As I got deafer my voice became louder, as I tried to hear myself speak, while boys played up in my classes. My family had to tell me for years to, "Shut up!" They made hush-up gestures when I became too loud and vexatious.

Unrest: Bullying letters in the Daily Dispatch by ex security-cop and East London mayor Donald Card, complained about a white, female teacher defending her councillor father in the press. I never read any happy Donald Card letters published in the Daily Dispatch during my Border years. (Carolyn Hamilton, et al, A Prisoner In The Garden, Viking, Johannesburg, 2005).

Coda: Before the April 1994 elections, Ncamazana, APLA terrorist, had participated in "total annihilation" attacks: including a minibus attack near Nahoon Dam; attack on a bus full of Mdantsane Da Gama Textile Company employees; attack on Highgate Hotel near my home; armed robberies and carjackings; Mdantsane Bahai church attack.

Ncamazana was caught, gaoled for the Highgate Hotel and Bahai murders, and was refused amnesty by the Truth and Reconciliation Commission.

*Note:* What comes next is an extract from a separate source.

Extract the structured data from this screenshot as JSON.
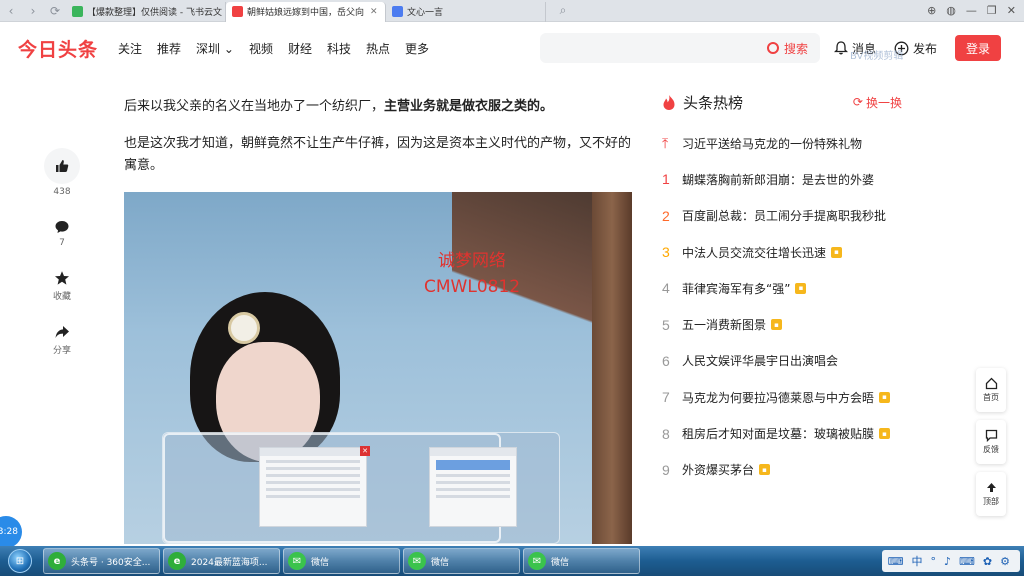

Ncamazana twice escaped prison, was re-gaoled, then applied for a presidential pardon.

President Mbeki pardoned Ncamazana and 32 other "political prisoners."

After matriculation, in 2002, one of my Charlies Aunt leading actresses witnessed her partner shot dead by Ncamazana in their East London shop, two weeks after Ncamazana's pardon.

Eventually Ncamazana was gaoled for, "life."